Dr. Ngan F. Huang Co-Authors Research Study on
Career Advancement for Women in Academia

by Stanford CT Surgery Marketing Team
July 30, 2024

Ngan Huang, PhD, is an associate professor in the Department of Cardiothoracic Surgery at Stanford Medicine with an active research portfolio and a huge promoter of women’s advancement and an advocate of diversity, equity, and inclusion. It is why she helps lead regenerative medicine and STEM conferences to introduce underrepresented students to these careers, and why she is on her department’s diversity committee. 

Dr. Huang has also spent the last four years serving on the Women’s Leadership Committee of the Arteriosclerosis, Thrombosis, and Vascular Biology (ATVB) Council of the American Heart Association. The ATVB has one of the oldest and most active women’s leadership components among scientific organizations.

Dr. Huang and several other authors celebrated the publication of an important research paper on institutional support for career advancement for women faculty in science and academic medicine this July. “It has been exciting to be a part of this research project, where the goal was to find useful information for dissemination that could help people consider and improve women’s advancement at their academic institutions,” Dr. Huang says.

The paper acknowledges that there has been some improvement over the years at academic research institutions in gender disparities, including improved representation, access to resources, and some gender bias. Yet, it also found ongoing disparities.

The ATVB Women’s Leadership Committee interviewed key leaders of 12 academic institutions about their workplace’s status of women’s advancement. The paper identifies unique challenges women faculty face and strategies leaders use to promote advancement. The hope is that the article will serve as a catalyst for positive change that might include more robust support systems for women and policies to help women advance at academic institutions.

“When you cast common gender disparity issues in the academia light, they become more nuanced. For example, what does initiating better work-life integration and flex work hours look like in academia? Or how do we gain more transparency around pay differences?” Dr. Huang says.
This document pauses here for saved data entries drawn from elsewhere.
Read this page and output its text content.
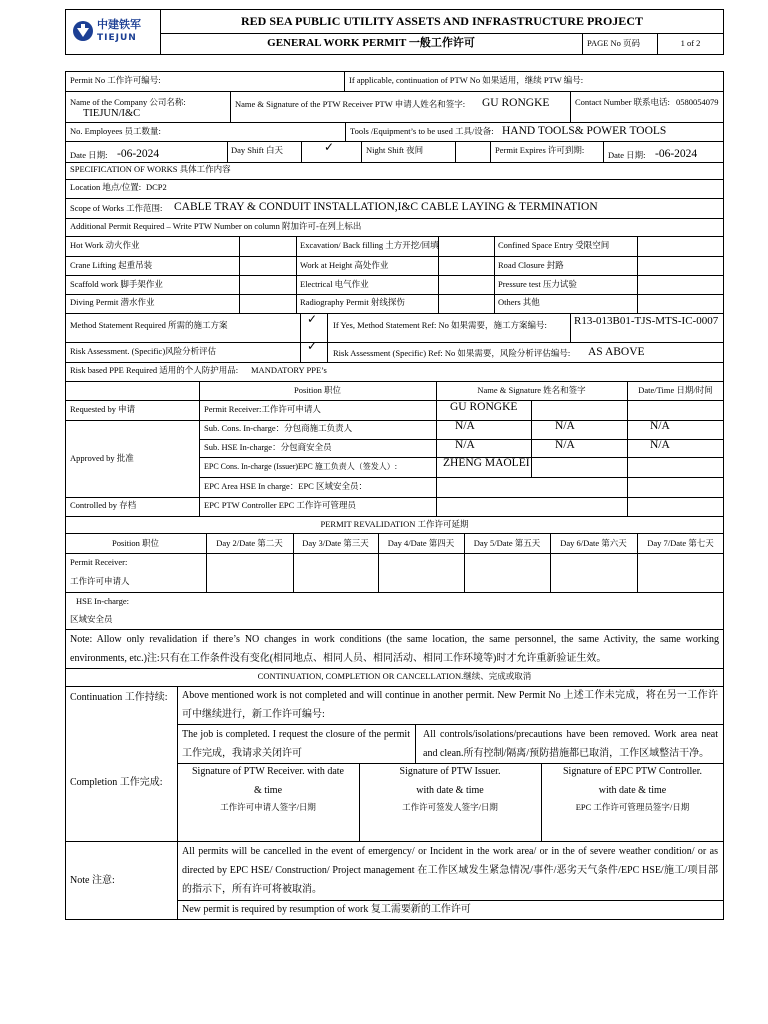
中建铁军
TIEJUN
RED SEA PUBLIC UTILITY ASSETS AND INFRASTRUCTURE PROJECT
GENERAL WORK PERMIT 一般工作许可	PAGE No 页码	1 of 2
Permit No 工作许可编号:	If applicable, continuation of PTW No 如果适用，继续 PTW 编号:
Name of the Company 公司名称:
TIEJUN/I&C
Name & Signature of the PTW Receiver PTW 申请人姓名和签字: GU RONGKE	Contact Number 联系电话: 0580054079
No. Employees 员工数量:	Tools /Equipment’s to be used 工具/设备: HAND TOOLS& POWER TOOLS
Date 日期: -06-2024	Day Shift 白天	✓	Night Shift 夜间	Permit Expires 许可到期:	Date 日期: -06-2024
SPECIFICATION OF WORKS 具体工作内容
Location 地点/位置: DCP2
Scope of Works 工作范围: CABLE TRAY & CONDUIT INSTALLATION,I&C CABLE LAYING & TERMINATION
Additional Permit Required – Write PTW Number on column 附加许可-在列上标出
Hot Work 动火作业	Excavation/ Back filling 土方开挖/回填	Confined Space Entry 受限空间
Crane Lifting 起重吊装	Work at Height 高处作业	Road Closure 封路
Scaffold work 脚手架作业	Electrical 电气作业	Pressure test 压力试验
Diving Permit 潜水作业	Radiography Permit 射线探伤	Others 其他
Method Statement Required 所需的施工方案	✓ If Yes, Method Statement Ref: No 如果需要，施工方案编号: R13-013B01-TJS-MTS-IC-0007
Risk Assessment. (Specific)风险分析评估	✓ Risk Assessment (Specific) Ref: No 如果需要，风险分析评估编号: AS ABOVE
Risk based PPE Required 适用的个人防护用品: MANDATORY PPE’s
Position 职位	Name & Signature 姓名和签字	Date/Time 日期/时间
Requested by 申请	Permit Receiver:工作许可申请人	GU RONGKE
Approved by 批准
Sub. Cons. In-charge：分包商施工负责人	N/A	N/A	N/A
Sub. HSE In-charge：分包商安全员	N/A	N/A	N/A
EPC Cons. In-charge (Issuer)EPC 施工负责人（签发人）:	ZHENG MAOLEI
EPC Area HSE In charge：EPC 区域安全员：
Controlled by 存档	EPC PTW Controller EPC 工作许可管理员
PERMIT REVALIDATION 工作许可延期
Position 职位	Day 2/Date 第二天	Day 3/Date 第三天	Day 4/Date 第四天	Day 5/Date 第五天	Day 6/Date 第六天	Day 7/Date 第七天
Permit Receiver:
工作许可申请人
HSE In-charge:
区域安全员
Note: Allow only revalidation if there’s NO changes in work conditions (the same location, the same personnel, the same Activity, the same working environments, etc.)注:只有在工作条件没有变化(相同地点、相同人员、相同活动、相同工作环境等)时才允许重新验证生效。
CONTINUATION, COMPLETION OR CANCELLATION.继续、完成或取消
Continuation 工作持续: Above mentioned work is not completed and will continue in another permit. New Permit No 上述工作未完成，将在另一工作许可中继续进行，新工作许可编号:
Completion 工作完成:
The job is completed. I request the closure of the permit 工作完成，我请求关闭许可
All controls/isolations/precautions have been removed. Work area neat and clean.所有控制/隔离/预防措施都已取消，工作区域整洁干净。
Signature of PTW Receiver. with date
& time
工作许可申请人签字/日期
Signature of PTW Issuer.
with date & time
工作许可签发人签字/日期
Signature of EPC PTW Controller.
with date & time
EPC 工作许可管理员签字/日期
Note 注意:
All permits will be cancelled in the event of emergency/ or Incident in the work area/ or in the of severe weather condition/ or as directed by EPC HSE/ Construction/ Project management 在工作区域发生紧急情况/事件/恶劣天气条件/EPC HSE/施工/项目部的指示下，所有许可将被取消。
New permit is required by resumption of work 复工需要新的工作许可
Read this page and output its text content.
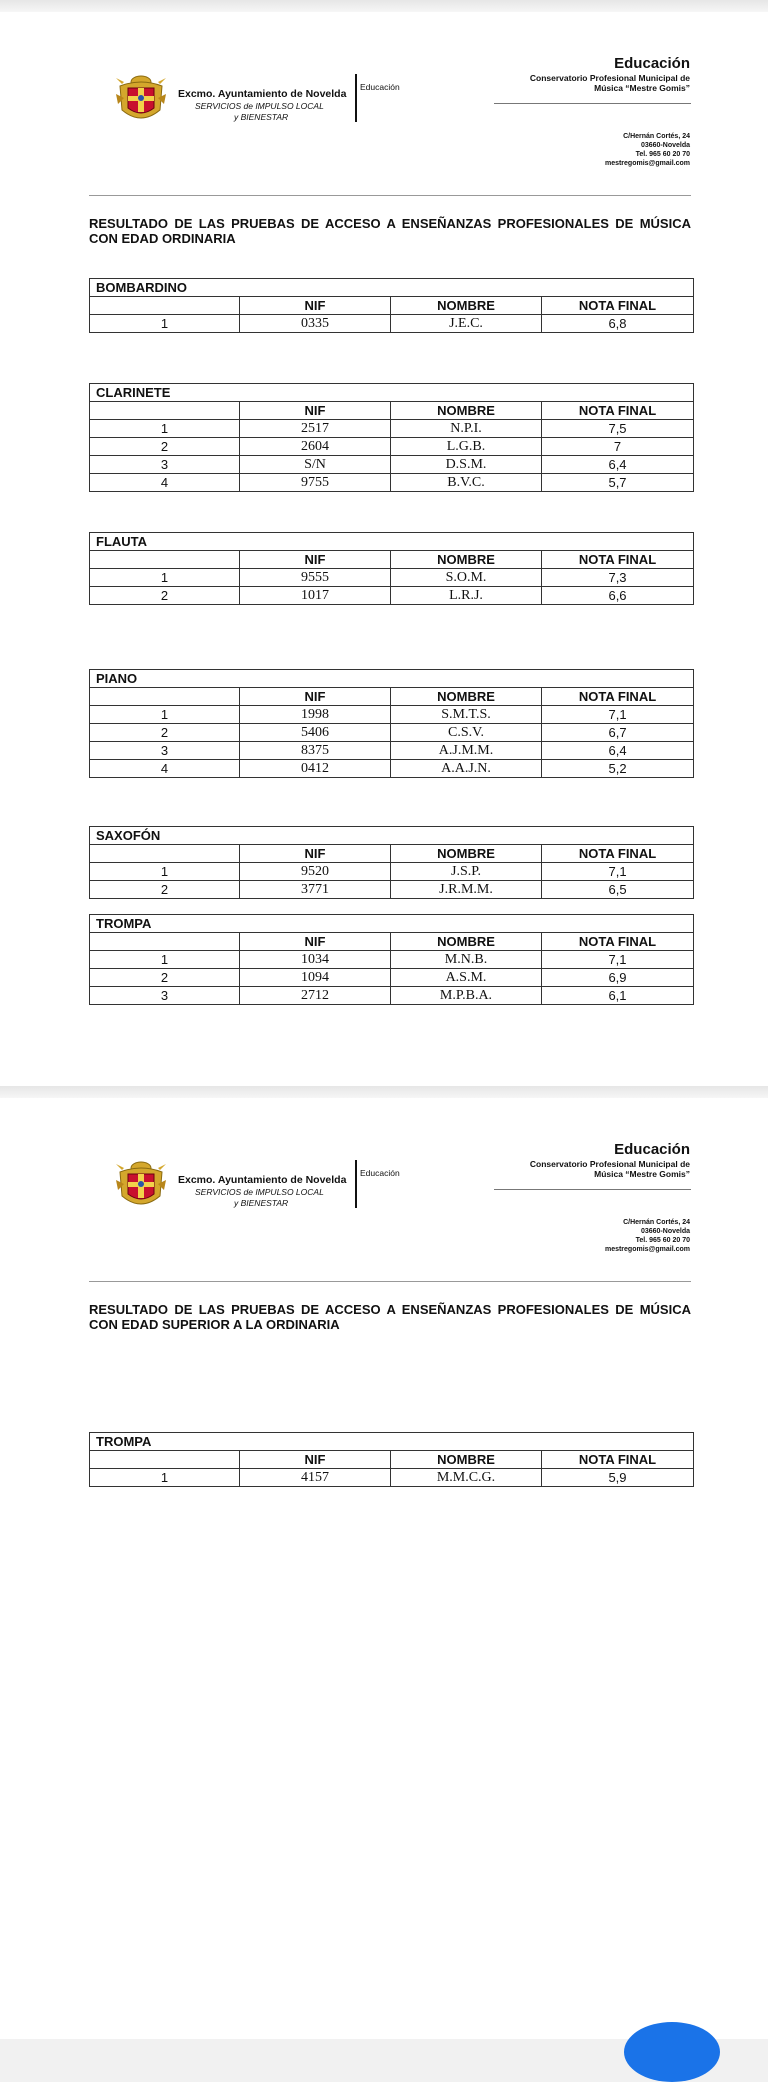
Excmo. Ayuntamiento de Novelda
SERVICIOS de IMPULSO LOCAL
y BIENESTAR
Educación
Educación
Conservatorio Profesional Municipal de
Música “Mestre Gomis”
C/Hernán Cortés, 24
03660-Novelda
Tel. 965 60 20 70
mestregomis@gmail.com
RESULTADO DE LAS PRUEBAS DE ACCESO A ENSEÑANZAS PROFESIONALES DE MÚSICA CON EDAD ORDINARIA
BOMBARDINO			
	NIF	NOMBRE	NOTA FINAL
1	0335	J.E.C.	6,8
CLARINETE			
	NIF	NOMBRE	NOTA FINAL
1	2517	N.P.I.	7,5
2	2604	L.G.B.	7
3	S/N	D.S.M.	6,4
4	9755	B.V.C.	5,7
FLAUTA			
	NIF	NOMBRE	NOTA FINAL
1	9555	S.O.M.	7,3
2	1017	L.R.J.	6,6
PIANO			
	NIF	NOMBRE	NOTA FINAL
1	1998	S.M.T.S.	7,1
2	5406	C.S.V.	6,7
3	8375	A.J.M.M.	6,4
4	0412	A.A.J.N.	5,2
SAXOFÓN			
	NIF	NOMBRE	NOTA FINAL
1	9520	J.S.P.	7,1
2	3771	J.R.M.M.	6,5
TROMPA			
	NIF	NOMBRE	NOTA FINAL
1	1034	M.N.B.	7,1
2	1094	A.S.M.	6,9
3	2712	M.P.B.A.	6,1
Excmo. Ayuntamiento de Novelda
SERVICIOS de IMPULSO LOCAL
y BIENESTAR
Educación
Educación
Conservatorio Profesional Municipal de
Música “Mestre Gomis”
C/Hernán Cortés, 24
03660-Novelda
Tel. 965 60 20 70
mestregomis@gmail.com
RESULTADO DE LAS PRUEBAS DE ACCESO A ENSEÑANZAS PROFESIONALES DE MÚSICA CON EDAD SUPERIOR A LA ORDINARIA
TROMPA			
	NIF	NOMBRE	NOTA FINAL
1	4157	M.M.C.G.	5,9
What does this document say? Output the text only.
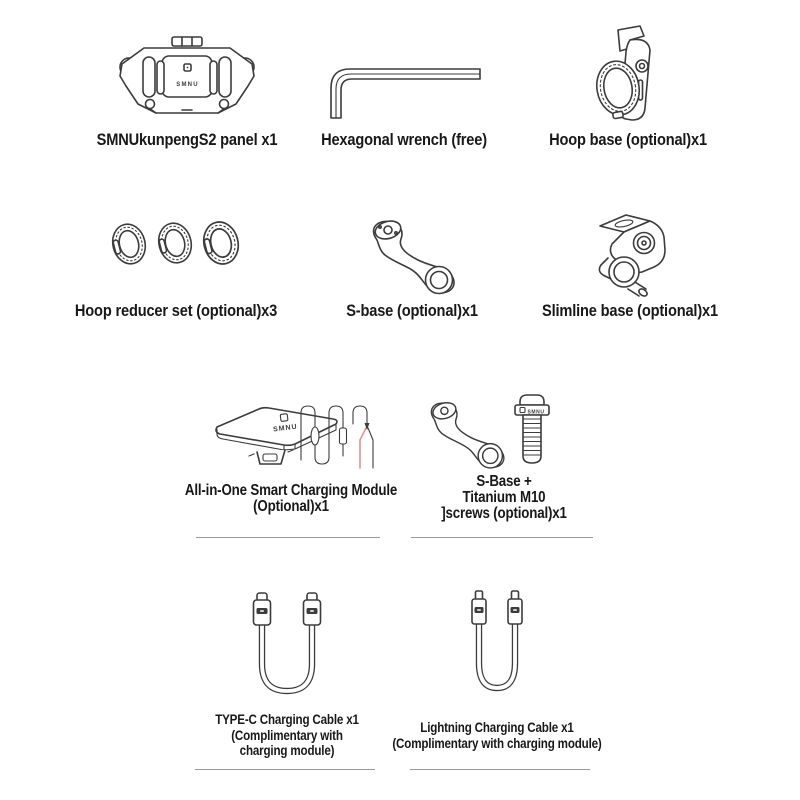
SMNU
SMNUkunpengS2 panel x1	Hexagonal wrench (free)	Hoop base (optional)x1
Hoop reducer set (optional)x3	S-base (optional)x1	Slimline base (optional)x1
SMNU
All-in-One Smart Charging Module
(Optional)x1
SMNU
S-Base +
Titanium M10
]screws (optional)x1
TYPE-C Charging Cable x1
(Complimentary with
charging module)
Lightning Charging Cable x1
(Complimentary with charging module)
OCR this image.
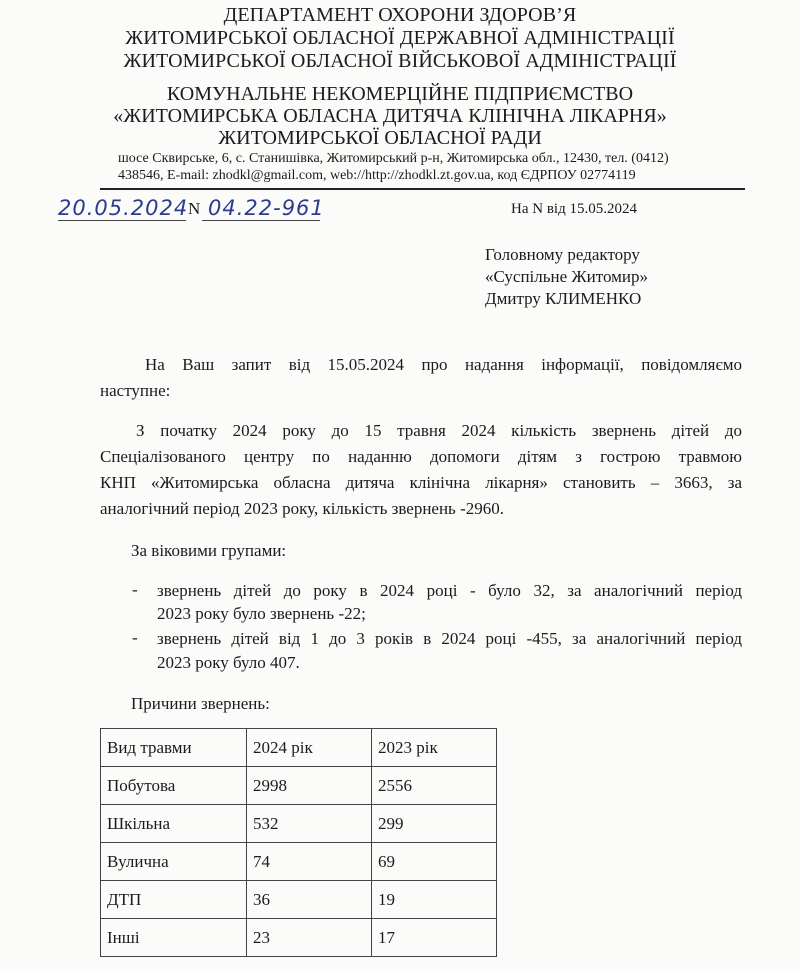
ДЕПАРТАМЕНТ ОХОРОНИ ЗДОРОВ’Я
ЖИТОМИРСЬКОЇ ОБЛАСНОЇ ДЕРЖАВНОЇ АДМІНІСТРАЦІЇ
ЖИТОМИРСЬКОЇ ОБЛАСНОЇ ВІЙСЬКОВОЇ АДМІНІСТРАЦІЇ
КОМУНАЛЬНЕ НЕКОМЕРЦІЙНЕ ПІДПРИЄМСТВО
«ЖИТОМИРСЬКА ОБЛАСНА ДИТЯЧА КЛІНІЧНА ЛІКАРНЯ»
ЖИТОМИРСЬКОЇ ОБЛАСНОЇ РАДИ
шосе Сквирське, 6, с. Станишівка, Житомирський р-н, Житомирська обл., 12430, тел. (0412)
438546, E-mail: zhodkl@gmail.com, web://http://zhodkl.zt.gov.ua, код ЄДРПОУ 02774119
20.05.2024 N 04.22-961	На N від 15.05.2024
Головному редактору
«Суспільне Житомир»
Дмитру КЛИМЕНКО
На Ваш запит від 15.05.2024 про надання інформації, повідомляємо
наступне:
З початку 2024 року до 15 травня 2024 кількість звернень дітей до
Спеціалізованого центру по наданню допомоги дітям з гострою травмою
КНП «Житомирська обласна дитяча клінічна лікарня» становить – 3663, за
аналогічний період 2023 року, кількість звернень -2960.
За віковими групами:
- звернень дітей до року в 2024 році - було 32, за аналогічний період
2023 року було звернень -22;
- звернень дітей від 1 до 3 років в 2024 році -455, за аналогічний період
2023 року було 407.
Причини звернень:
Вид травми	2024 рік	2023 рік
Побутова	2998	2556
Шкільна	532	299
Вулична	74	69
ДТП	36	19
Інші	23	17
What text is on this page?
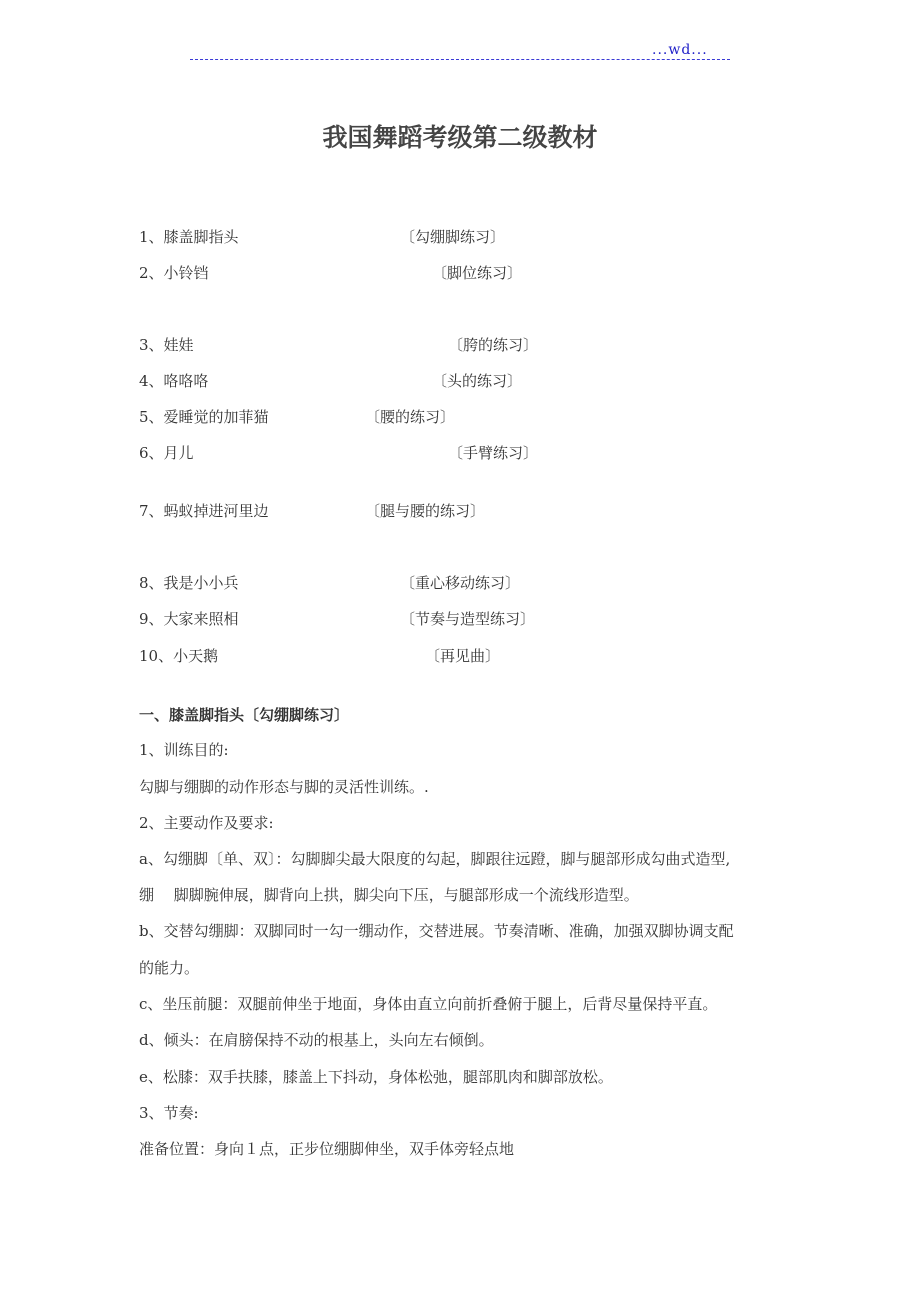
...wd...
我国舞蹈考级第二级教材
1、膝盖脚指头	〔勾绷脚练习〕
2、小铃铛	〔脚位练习〕
3、娃娃	〔胯的练习〕
4、咯咯咯	〔头的练习〕
5、爱睡觉的加菲猫	〔腰的练习〕
6、月儿	〔手臂练习〕
7、蚂蚁掉进河里边	〔腿与腰的练习〕
8、我是小小兵	〔重心移动练习〕
9、大家来照相	〔节奏与造型练习〕
10、小天鹅	〔再见曲〕
一、膝盖脚指头〔勾绷脚练习〕
1、训练目的:
勾脚与绷脚的动作形态与脚的灵活性训练。.
2、主要动作及要求:
a、勾绷脚〔单、双〕：勾脚脚尖最大限度的勾起，脚跟往远蹬，脚与腿部形成勾曲式造型,
绷　 脚脚腕伸展，脚背向上拱，脚尖向下压，与腿部形成一个流线形造型。
b、交替勾绷脚：双脚同时一勾一绷动作，交替进展。节奏清晰、准确，加强双脚协调支配
的能力。
c、坐压前腿：双腿前伸坐于地面，身体由直立向前折叠俯于腿上，后背尽量保持平直。
d、倾头：在肩膀保持不动的根基上，头向左右倾倒。
e、松膝：双手扶膝，膝盖上下抖动，身体松弛，腿部肌肉和脚部放松。
3、节奏:
准备位置：身向１点，正步位绷脚伸坐，双手体旁轻点地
Dr. Huang and Patricia Nguyen, MD, associate professor in cardiovascular medicine at Stanford, who is also on the ATVB Women’s Leadership Committee, interviewed Joseph Woo, MD, professor and chair of cardiothoracic surgery, as one of the featured leaders.

“We were excited to include him because he has made such remarkable progress toward the advancement of women in Stanford’s Cardiothoracic Surgery department. Before he started, seeing females in our department was rare. Nowadays, we have enough for a cohort to get together to network and receive social support,” Dr. Huang says.

The department’s faculty is a notable 23% women versus the national average of 8.3%, according to an Association of American Medical Colleges Physician Specialty Data Report in 2021. Undoubtedly, women at the senior leadership level drive positive changes to support women faculty.

The research study provides data on ten institutions, breaking down four areas of women advancement strategies, including community fostering, workshops and trainings, work-life integration, and culture and transparency. It then rates where each institution lands with implementation or planning of these strategies. The majority have gender-inclusive policies and bias-free evaluation processes, yet pay equity initiatives are not as prevalent.

“Something unexpected we found is that a lot of institutions are doing certain things well, like specific programs for gender equity, or coaching opportunities, but there is no one size fits all method, no magic algorithm,” Dr. Huang says.

The article includes a section that gives success stories, where leaders share their methods to advance women at their institutions. The next task for the ATVB is creating a toolkit to help others nationally and internationally implement effective strategies for women’s advancement.